It’s time for another trip to the surreal with Ingmar Bergman!
Written By: Ingmar Bergman
Directed By: Ingmar Bergman
Love is at the heart of Smultronstället, or more accurately, the lack of love and eventual discovery of love. Every Bergman film I have seen has been about questioning, not in order to discover anything per say, but to question why we are here, why the universe functions as it does, what is above us, what is ahead of us, and more. Smultronstället asks questions, but it asks these questions in the mode of self discovery. The character of Dr. Isak Borg is on a journey of self-discovery, one that can only come about when the person in question is near the end of their road and has no choice but to face up to the life they have led and whether or not it gave them any sort of fulfillment.
Bergman uses dreams and similar characters as the focal points for Borg’s self-discovery. Borg sets off with daughter-in-law Marianne on a journey to receive an honorific for his career as some sort of doctor. On this journey he meets people who remind him of various stages of his life and start him off on dream sequences that help his inner journey towards the destination of love and happiness. This is prefaced by a nightmare dream that shows Borg’s own desolate funeral procession and this haunting image is the impetus for his decision to trek across Sweden in a car to receive his award in lieu of the preplanned air travel. The dreams and familiar characters drive Borg, making him realize how misbegotten his life was, how cold of an individual he is and how he has chosen to be this way because it was passed on to him as a sort of family trait. This is important because it is possibly the biggest factor in his final reconciliation, he realizes he doesn’t want his son, daughter-in-law and future grandchild to end up the same way. So he reaches out to his son and is slightly rebuked. But, this is followed by a touching moment of sincere emotion with Marianne that leaves Borg laying content with a smile on his face as he can finally drift off ta a happy dream. For the first time in his life, Borg is happy on the both the outside and the inside.
Victor Sjöström is genial and endearing as Borg. Perhaps the only real flaw in the entire film is that even when Sjöström is supposed to be cold and icy he still retains some warmness in his personage. For me this wasn’t a problem because I viewed it as the inner warmth cracking the outer icy shell every once in a while. But, for people who didn’t read it as such I could see that warmth being a slight problem. Sjöström is the focal point of the film, he carries himself well and is always up to the task for whatever the film requires of him. Ingrid Thulin is also quite charming as Marianne while Bibi Andersson is full of life as present day Sara and full of dread and worry as past Sara.

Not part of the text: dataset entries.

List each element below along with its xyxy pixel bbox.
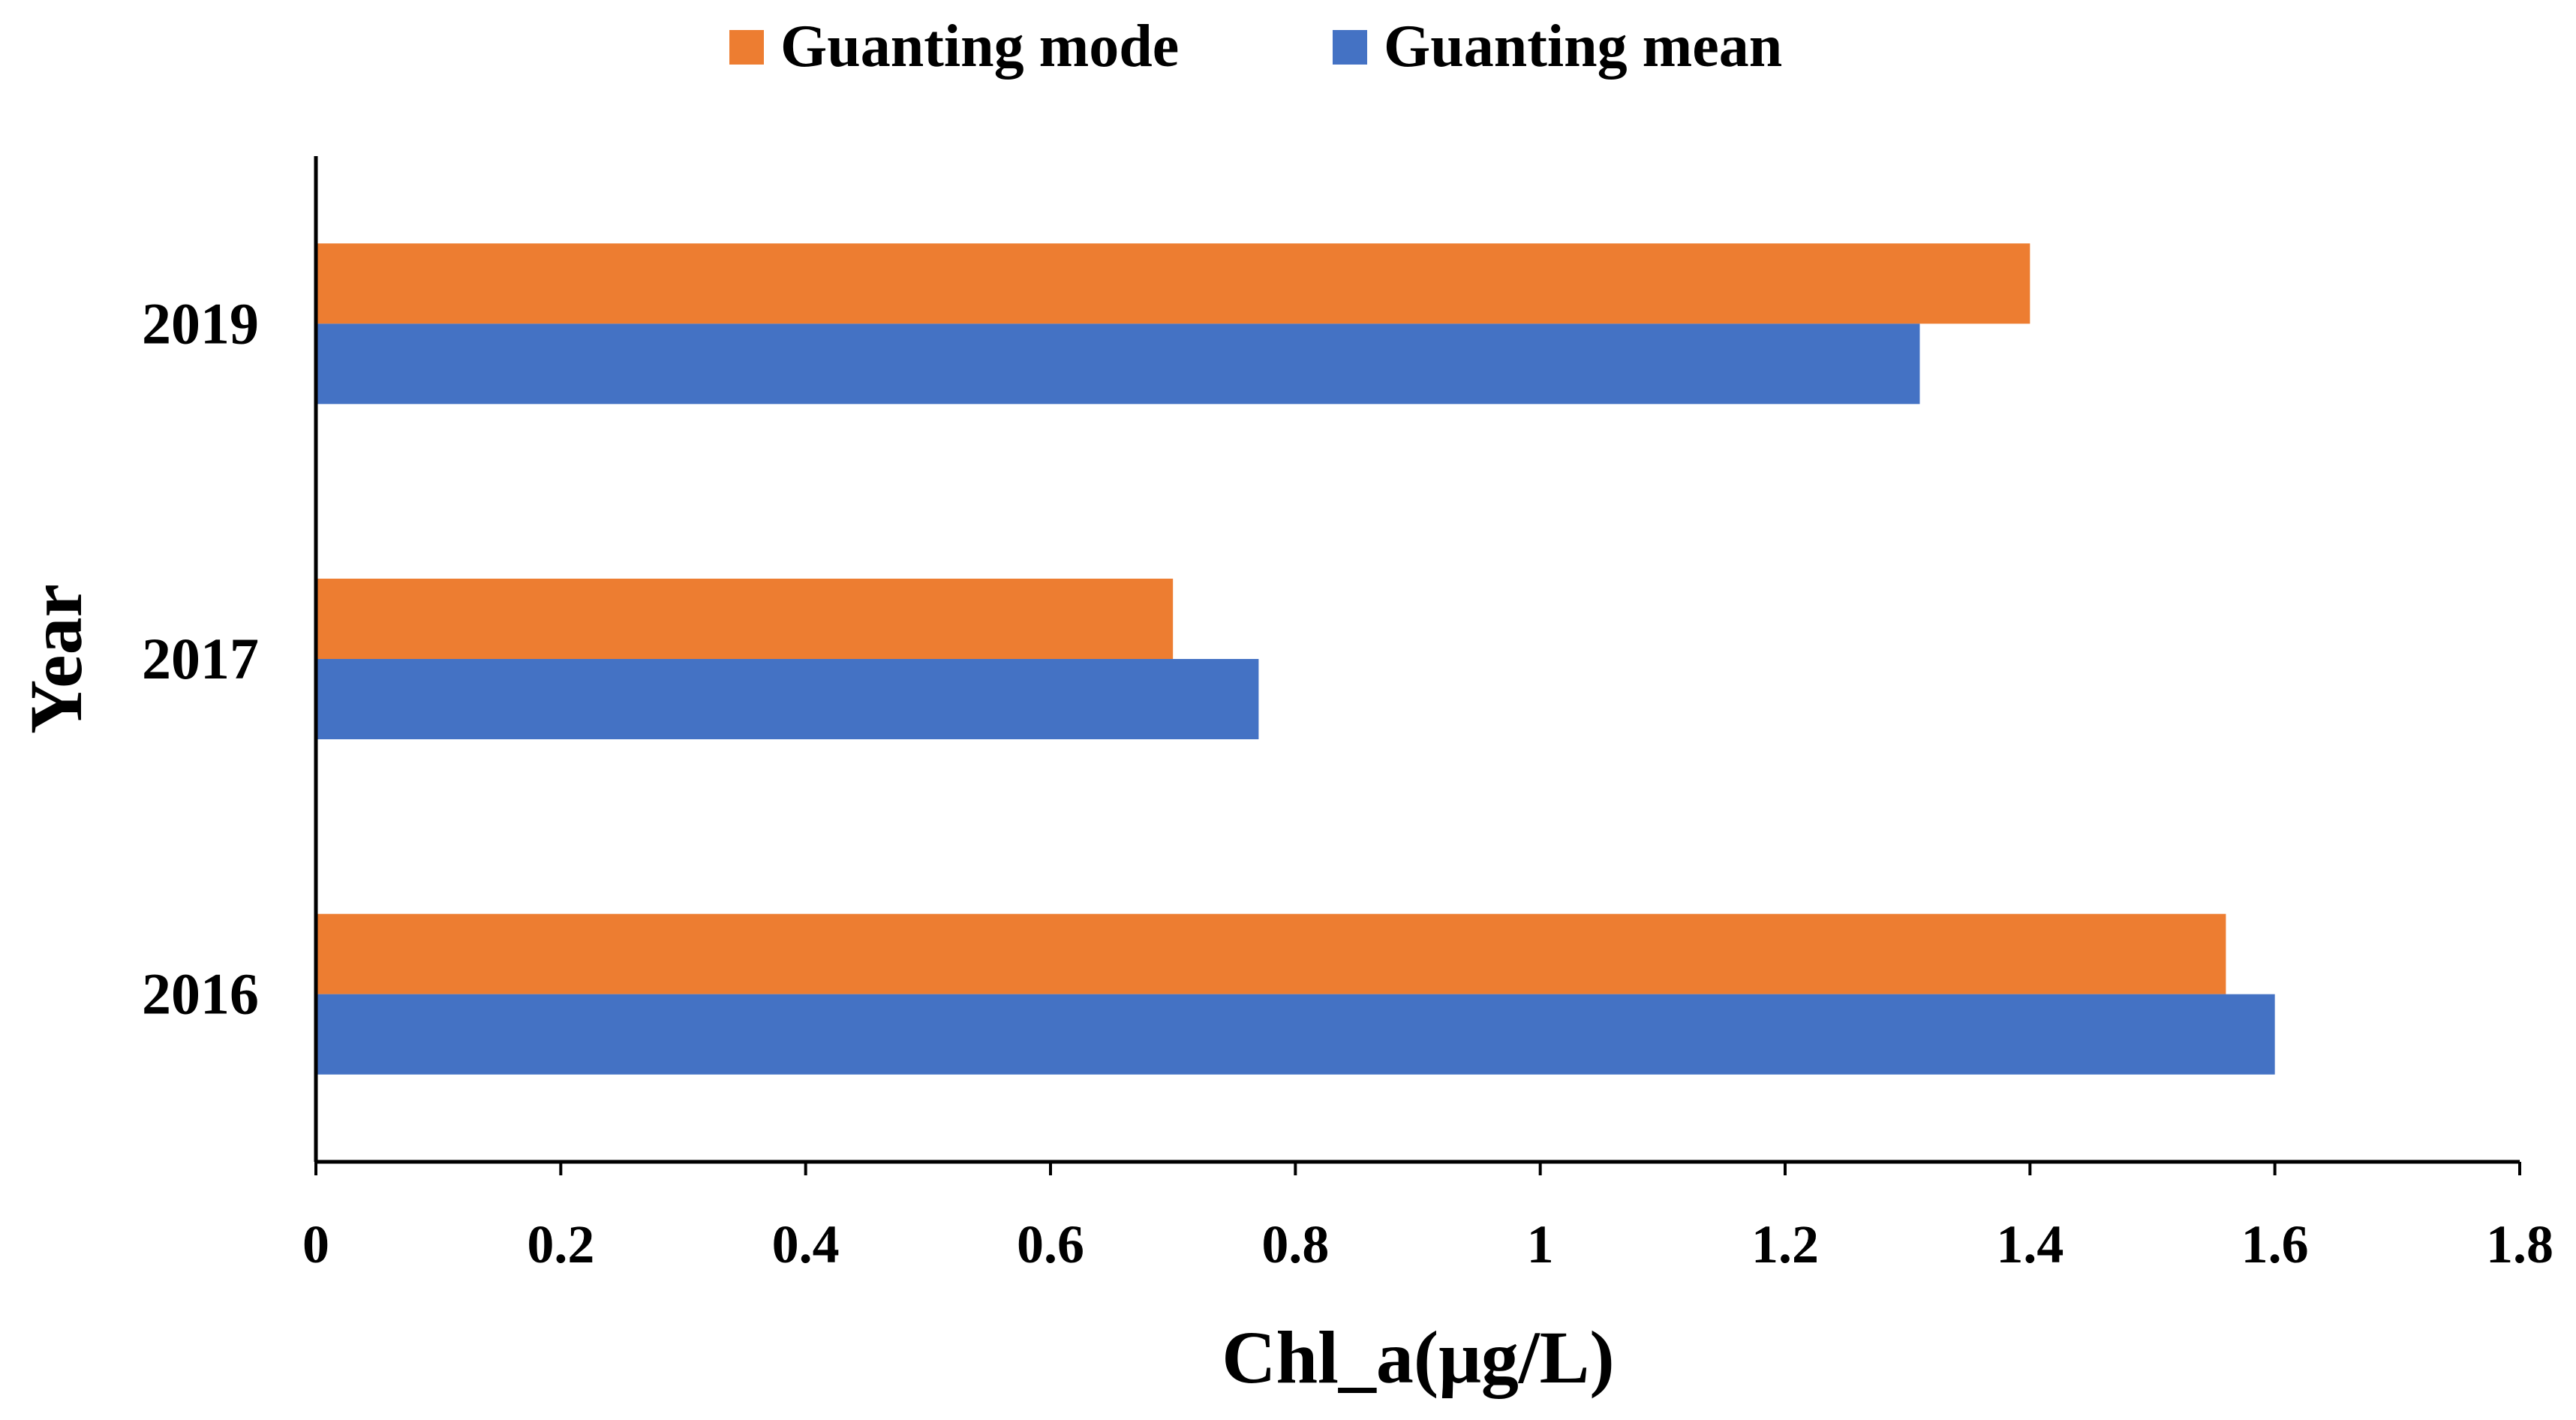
x-tick-label: 0.2 [527,1214,594,1274]
bar-mode-2019 [317,243,2030,324]
x-tick-label: 1 [1527,1214,1554,1274]
bar-mode-2016 [317,913,2226,994]
legend-item-mode: Guanting mode [729,14,1179,80]
legend-swatch-mode [729,30,764,65]
legend: Guanting mode Guanting mean [729,14,1782,80]
legend-item-mean: Guanting mean [1333,14,1782,80]
legend-label-mode: Guanting mode [780,14,1179,80]
x-axis-ticks: 0 0.2 0.4 0.6 0.8 1 1.2 1.4 1.6 1.8 [302,1162,2553,1274]
legend-label-mean: Guanting mean [1384,14,1782,80]
x-tick-label: 1.2 [1751,1214,1819,1274]
x-tick-label: 0.6 [1017,1214,1084,1274]
y-category-label-2019: 2019 [142,290,259,356]
x-tick-label: 1.6 [2241,1214,2309,1274]
bars-group [317,243,2275,1075]
bar-mode-2017 [317,579,1174,659]
bar-mean-2019 [317,323,1920,405]
y-axis-title: Year [14,584,98,734]
x-tick-label: 1.8 [2486,1214,2553,1274]
x-tick-label: 1.4 [1996,1214,2064,1274]
bar-mean-2016 [317,994,2275,1075]
x-axis-title: Chl_a(μg/L) [1222,1316,1614,1399]
y-category-label-2016: 2016 [142,961,259,1027]
bar-mean-2017 [317,659,1259,739]
legend-swatch-mean [1333,30,1367,65]
y-category-label-2017: 2017 [142,626,259,691]
x-tick-label: 0.8 [1261,1214,1329,1274]
x-tick-label: 0 [302,1214,329,1274]
y-axis-categories: 2016 2017 2019 [142,290,259,1026]
x-tick-label: 0.4 [772,1214,840,1274]
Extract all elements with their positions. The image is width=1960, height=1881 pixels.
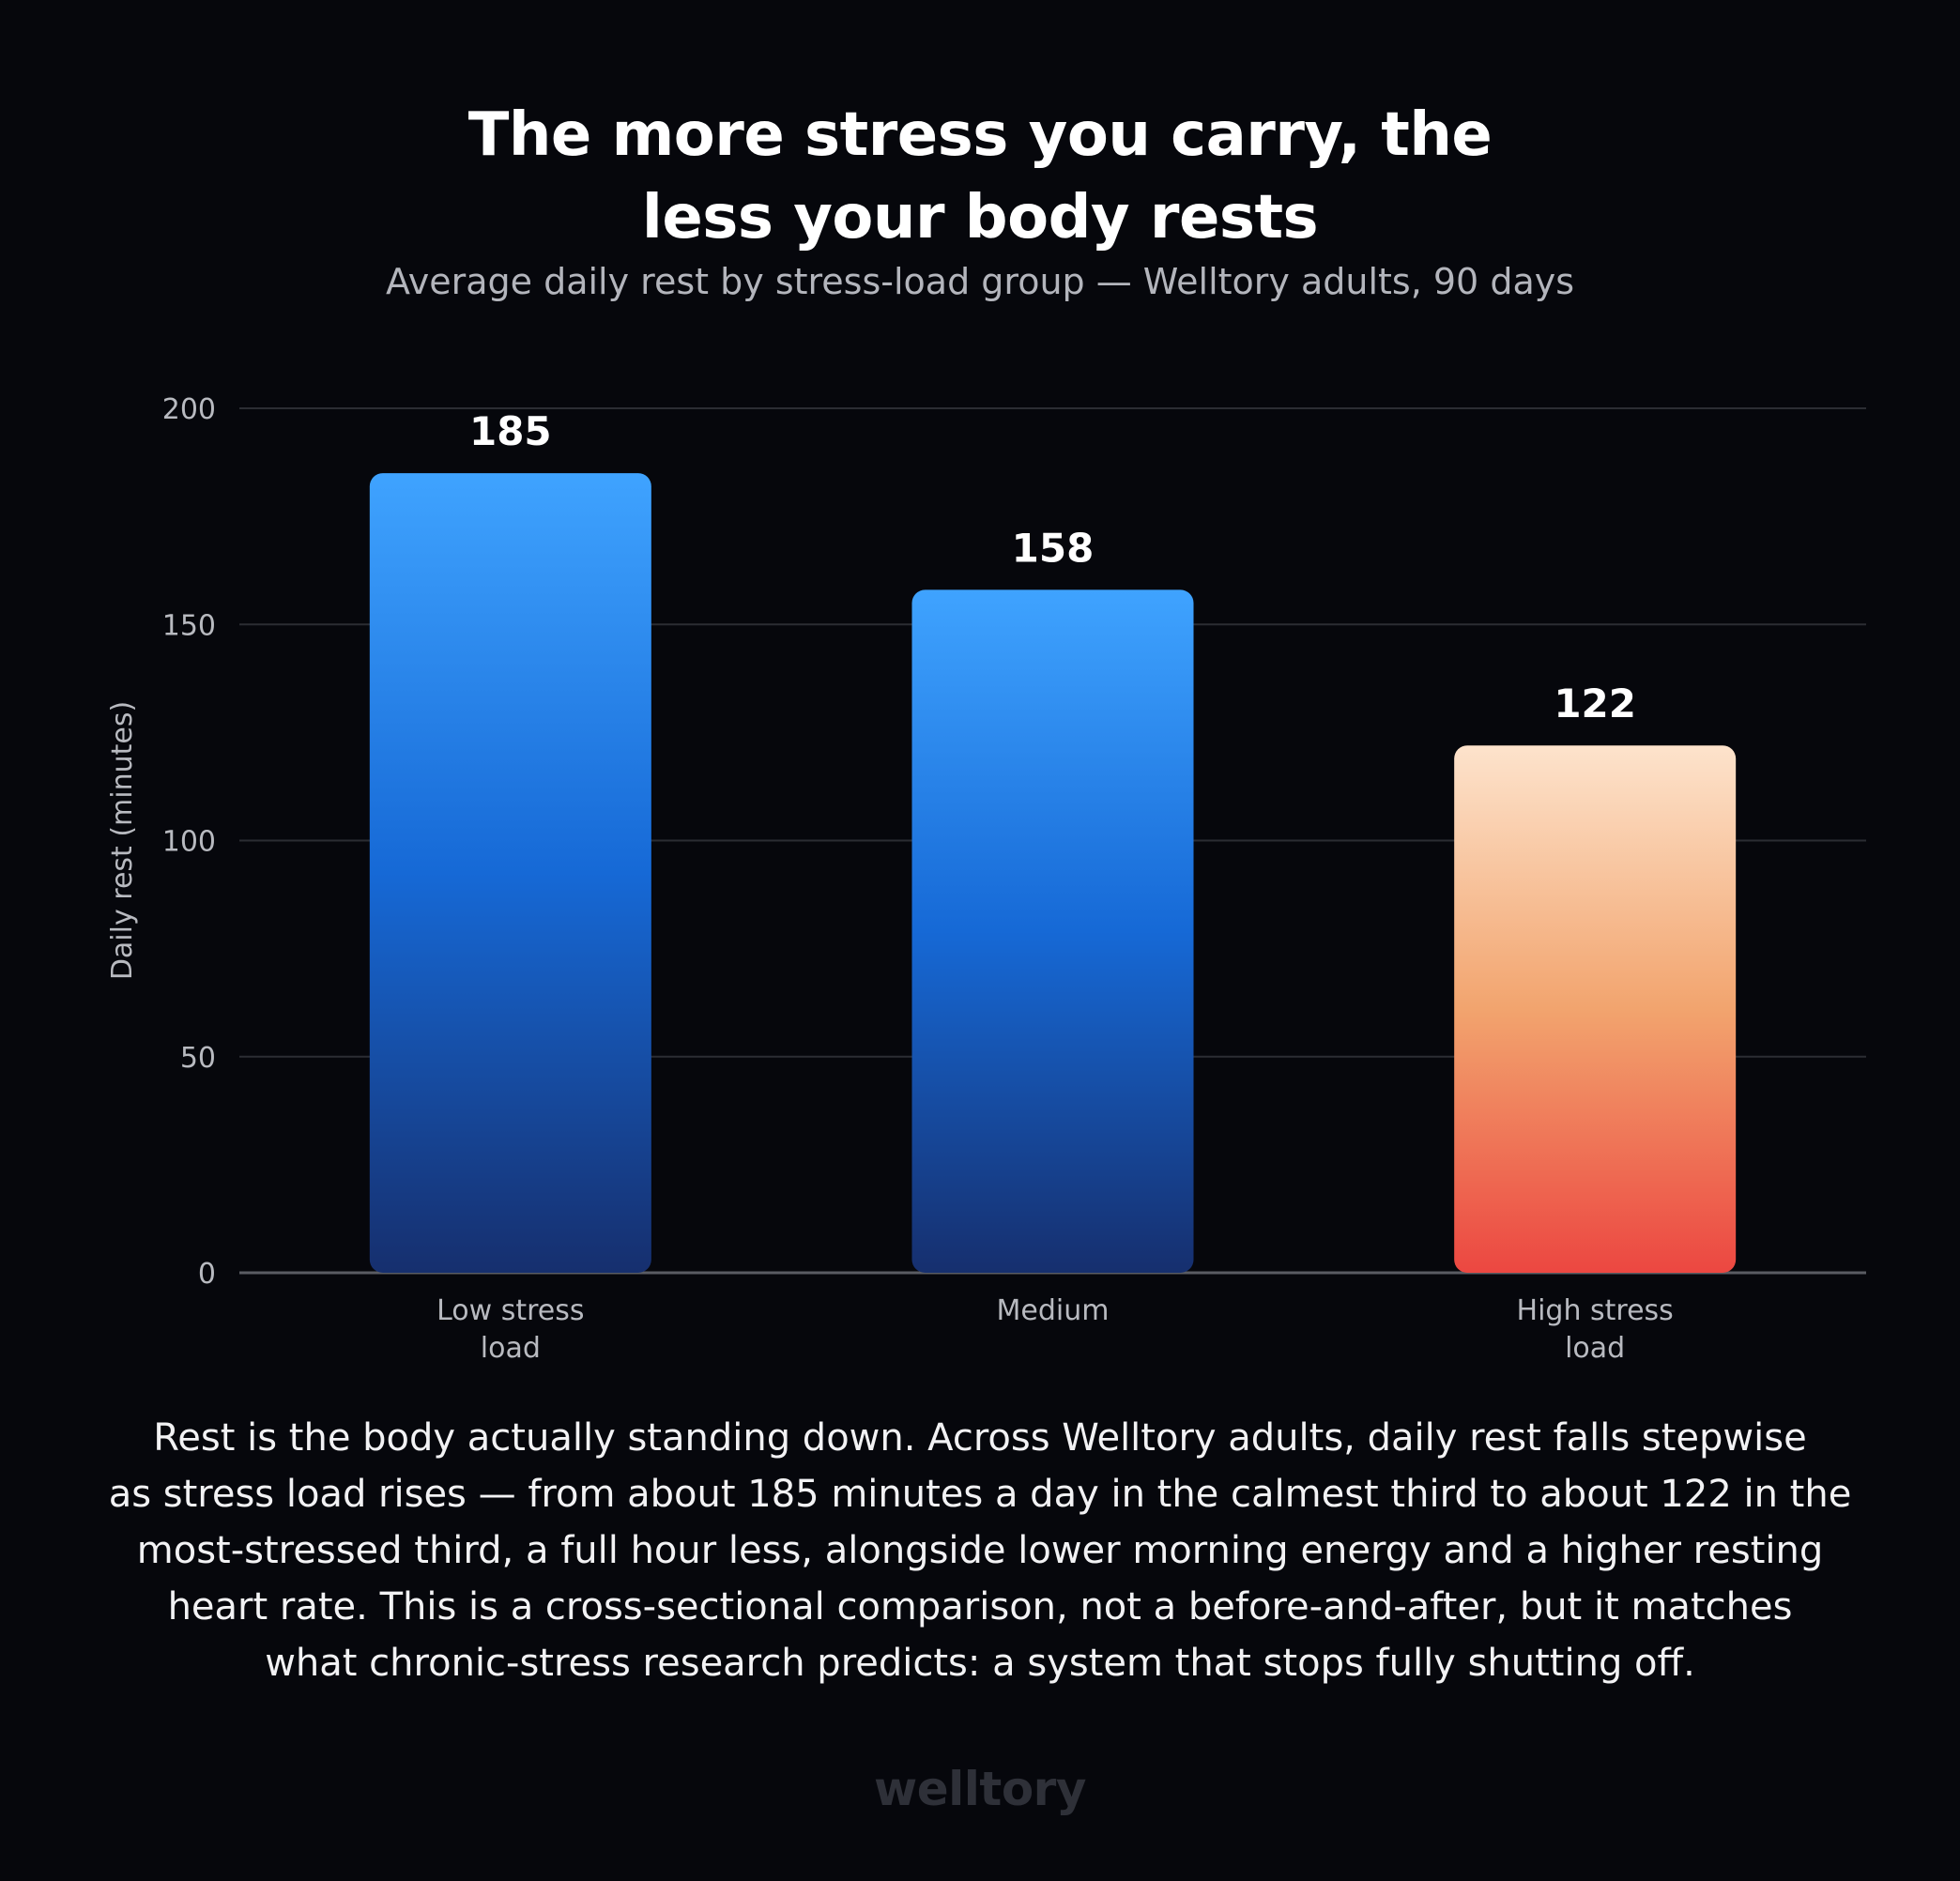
bar-1 xyxy=(911,589,1194,1273)
y-tick-label-50: 50 xyxy=(180,1042,216,1075)
bar-value-label-1: 158 xyxy=(1012,525,1095,571)
y-tick-label-150: 150 xyxy=(162,609,216,642)
caption-line-3: most-stressed third, a full hour less, a… xyxy=(136,1529,1824,1572)
y-tick-label-100: 100 xyxy=(162,826,216,859)
x-tick-label-2-line-1: load xyxy=(1565,1332,1625,1365)
bar-2 xyxy=(1454,745,1737,1273)
bar-value-label-2: 122 xyxy=(1554,681,1636,726)
caption-line-2: as stress load rises — from about 185 mi… xyxy=(108,1473,1852,1516)
y-axis-label: Daily rest (minutes) xyxy=(106,701,139,980)
caption-line-5: what chronic-stress research predicts: a… xyxy=(265,1642,1695,1685)
chart-title-line-1: The more stress you carry, the xyxy=(467,100,1493,170)
caption-line-4: heart rate. This is a cross-sectional co… xyxy=(167,1585,1793,1629)
chart-title-line-2: less your body rests xyxy=(641,183,1319,252)
chart-subtitle: Average daily rest by stress-load group … xyxy=(385,261,1575,302)
bar-chart: 0 50 100 150 200 Daily rest (minutes) 185 Low s… xyxy=(106,393,1866,1365)
welltory-logo: welltory xyxy=(874,1762,1086,1816)
chart-caption: Rest is the body actually standing down.… xyxy=(84,1410,1876,1691)
bar-0 xyxy=(369,473,651,1273)
x-tick-label-1-line-0: Medium xyxy=(997,1294,1110,1327)
y-tick-label-200: 200 xyxy=(162,393,216,426)
x-tick-label-0-line-0: Low stress xyxy=(436,1294,584,1327)
chart-title: The more stress you carry, the less your… xyxy=(0,94,1960,259)
bar-value-label-0: 185 xyxy=(469,408,552,454)
x-tick-label-0-line-1: load xyxy=(481,1332,541,1365)
x-tick-label-2-line-0: High stress xyxy=(1517,1294,1674,1327)
caption-line-1: Rest is the body actually standing down.… xyxy=(153,1416,1807,1460)
y-tick-label-0: 0 xyxy=(198,1258,216,1291)
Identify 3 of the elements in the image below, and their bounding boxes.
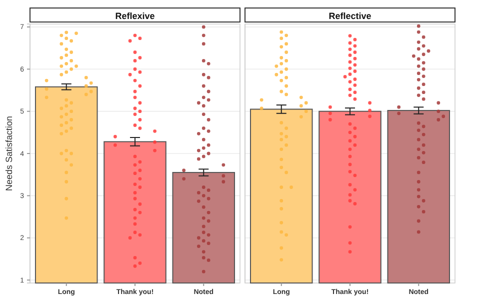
chart-title: Reflective [328, 11, 372, 21]
y-axis-title: Needs Satisfaction [4, 116, 14, 192]
chart-title: Reflexive [115, 11, 155, 21]
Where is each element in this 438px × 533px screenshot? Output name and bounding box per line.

Bergman manages to keep Smultronstället abundant with his usual surreal touches. The dream sequences are full of symbolism and are bathed in said surrealism, but not to the levels of his other works such as Det Sjunde Inseglet that directly preceded Smultronstället. There is a bit of an obviousness to the approach Bergman uses, at least once you begin to put the pieces together that is. In that respect Bergman has ensured that the focus in Smultronstället is on Borg’s journey and not on the surreal imagery or flashback narrative style.
I am a fan of all the Bergman work I have seen, but Smultronstället is the best of the lot. Fanny Och Alexander is my favorite, but Smultronstället has the right blend of Bergman surrealism and heart that gets me every time. This film is talked up for a reason, so when someone tells you to go and see Smultronstället, or Wild Strawberries since they won’t be a dick and use the literal title like I do, listen to them, because you don’t want to wait until you are near death to discover this film.